Thursday 8 April 2010

BIG CAT'S 'A MYTH' - so say NATURAL ENGLAND

So it's official - 'big cats' in the UK wilds are a myth, or so says NATURAL ENGLAND.
If such a statement is true, then why even release it ? Any organisation called NATURAL ENGLAND is certainly not going to admit that large, exotic cats such as puma an lynx inhabits the woods of Britain. Sadly, this ignorance could backfire if a child is attacked in the future by a large cat which may have been injured after someone has shot it.

Reports of large felids in the UK countryside date back centuries. Despite the ignorant scepticism, evidence is in abundance, from the hundreds of reports each year from eye-witnesses, to evidence such as paw-print casts, and kills on livestock.

There is no mystery as to why they are there, an explosion of animals came about after cubs and adult cats were released in the wilds during the 1960s and '70s, mainly after the introduction of the 1976 Dangerous Wild Animals Act.
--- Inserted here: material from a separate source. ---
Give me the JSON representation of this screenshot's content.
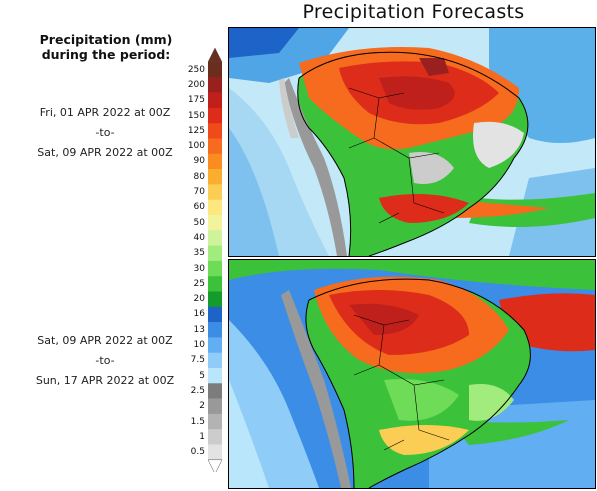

A majority of the animals seen in UK woodlands are NOT zoo escapees, which only occur on a rare occasion.

So-called authorities need to wake up and officially monitor such animals in the wilds. Although not a threat to humans, these are still wild animals, but they do elude humans with ease and mainly hunt at night. Prey in the UK is perfect for such animals but as long as organisations such as NATURAL ENGLAND continue to dismiss the evidence, it seems that such animals will forever be condemned to the murky world of UFOs and ghosts, when in reality there are viable populations of black leopard, puma, lynx and smaller cats in Britain.